A lui aussi, « son histoire ».

«Mon père n’est qu’un simple gardien de nuit dans une entreprise privée. Avec son salaire, il lui est impossible de subvenir aux besoins d’une famille de huit personnes dont cinq de nous, sont scolarisés. Et c’est notre manière, à moi et ma mère de lui prêter main forte d’autant les dépenses ne cessent de s’accroitre », a-t-il confié.
«Nous aurions aimé passer nos vacances comme les autres enfants, mais Allah Ghaleb, nous sommes pauvres et nous devons travailler», a-t-il ajouté comme pour résumer sa situation et celle de beaucoup de ses semblables.

Une enfance ratée

La misère a fait de ces milliers d’enfants travailleurs des adultes avant terme. Dans leur comportement, rien n’indique qu’ils vivent les premières années de leur vie. Ils courent, eux aussi, derrière la baguette de pain, pour reprendre une expression très répandue dans notre société.

Peau durcie, visages ridés et regard poignant, ces petits enfants ont raté de vivre la plus tendre de leur existence et sont passés à l’âge adulte.

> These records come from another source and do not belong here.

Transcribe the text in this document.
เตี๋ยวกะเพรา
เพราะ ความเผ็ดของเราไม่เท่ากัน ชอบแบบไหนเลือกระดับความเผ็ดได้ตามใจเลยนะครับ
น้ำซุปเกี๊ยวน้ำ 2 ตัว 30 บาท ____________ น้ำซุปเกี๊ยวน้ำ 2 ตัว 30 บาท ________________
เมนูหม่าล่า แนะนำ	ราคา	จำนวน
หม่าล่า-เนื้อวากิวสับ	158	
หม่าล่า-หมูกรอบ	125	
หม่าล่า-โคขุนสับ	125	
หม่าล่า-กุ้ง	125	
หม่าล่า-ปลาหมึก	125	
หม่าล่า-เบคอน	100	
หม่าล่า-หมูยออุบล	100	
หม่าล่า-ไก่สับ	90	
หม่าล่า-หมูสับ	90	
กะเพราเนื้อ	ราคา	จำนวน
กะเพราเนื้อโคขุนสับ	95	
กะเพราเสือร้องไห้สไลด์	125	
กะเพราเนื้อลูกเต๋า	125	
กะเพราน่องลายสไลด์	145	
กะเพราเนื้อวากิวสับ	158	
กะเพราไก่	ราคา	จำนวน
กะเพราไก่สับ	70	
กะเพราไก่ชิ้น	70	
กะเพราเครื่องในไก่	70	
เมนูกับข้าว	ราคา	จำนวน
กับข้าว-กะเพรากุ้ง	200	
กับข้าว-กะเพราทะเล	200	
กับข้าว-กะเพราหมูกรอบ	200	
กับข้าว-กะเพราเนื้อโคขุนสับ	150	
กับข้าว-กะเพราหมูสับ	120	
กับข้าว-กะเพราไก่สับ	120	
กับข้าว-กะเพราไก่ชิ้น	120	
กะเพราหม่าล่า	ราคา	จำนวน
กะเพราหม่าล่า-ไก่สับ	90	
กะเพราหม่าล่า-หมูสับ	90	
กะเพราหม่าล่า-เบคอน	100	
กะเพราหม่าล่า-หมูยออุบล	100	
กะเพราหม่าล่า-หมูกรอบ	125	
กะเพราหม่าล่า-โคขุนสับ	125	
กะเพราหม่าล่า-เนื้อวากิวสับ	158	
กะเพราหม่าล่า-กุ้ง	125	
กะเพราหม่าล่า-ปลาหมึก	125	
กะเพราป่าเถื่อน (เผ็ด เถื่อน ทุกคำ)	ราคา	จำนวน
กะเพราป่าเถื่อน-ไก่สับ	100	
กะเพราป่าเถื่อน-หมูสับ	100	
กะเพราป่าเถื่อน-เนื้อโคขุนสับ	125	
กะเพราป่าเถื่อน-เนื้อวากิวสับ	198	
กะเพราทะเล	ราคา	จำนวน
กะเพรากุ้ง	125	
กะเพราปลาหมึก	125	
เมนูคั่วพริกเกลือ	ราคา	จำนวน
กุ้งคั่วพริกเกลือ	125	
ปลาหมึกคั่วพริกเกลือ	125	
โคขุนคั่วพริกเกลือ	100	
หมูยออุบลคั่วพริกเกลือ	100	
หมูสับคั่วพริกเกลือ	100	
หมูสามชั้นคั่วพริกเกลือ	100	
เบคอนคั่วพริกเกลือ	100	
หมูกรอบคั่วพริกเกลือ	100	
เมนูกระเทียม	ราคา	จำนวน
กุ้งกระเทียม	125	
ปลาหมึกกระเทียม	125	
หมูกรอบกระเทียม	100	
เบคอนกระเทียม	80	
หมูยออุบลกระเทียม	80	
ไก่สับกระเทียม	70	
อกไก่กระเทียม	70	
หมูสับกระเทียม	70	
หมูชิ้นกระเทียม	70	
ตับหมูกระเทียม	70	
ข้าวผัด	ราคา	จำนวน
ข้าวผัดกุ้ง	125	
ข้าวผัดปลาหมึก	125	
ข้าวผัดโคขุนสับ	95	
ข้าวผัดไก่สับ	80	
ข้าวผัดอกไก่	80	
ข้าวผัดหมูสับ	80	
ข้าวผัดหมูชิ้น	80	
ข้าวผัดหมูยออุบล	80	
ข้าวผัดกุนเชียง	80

Ils le regrettent, certes, mais avouent que leur destin est ainsi fait. «J’ai quitté l’école à la cinquième année primaire, car je ne pouvais poursuivre ma scolarité, faute de moyens. Ça fait déjà quatre ans que je vends du tabac. J’assume la responsabilité de ma mère malade et de deux petites sœurs», a témoigné Karim, 15 ans, tenant une table de vente de tabac à Boumerdès.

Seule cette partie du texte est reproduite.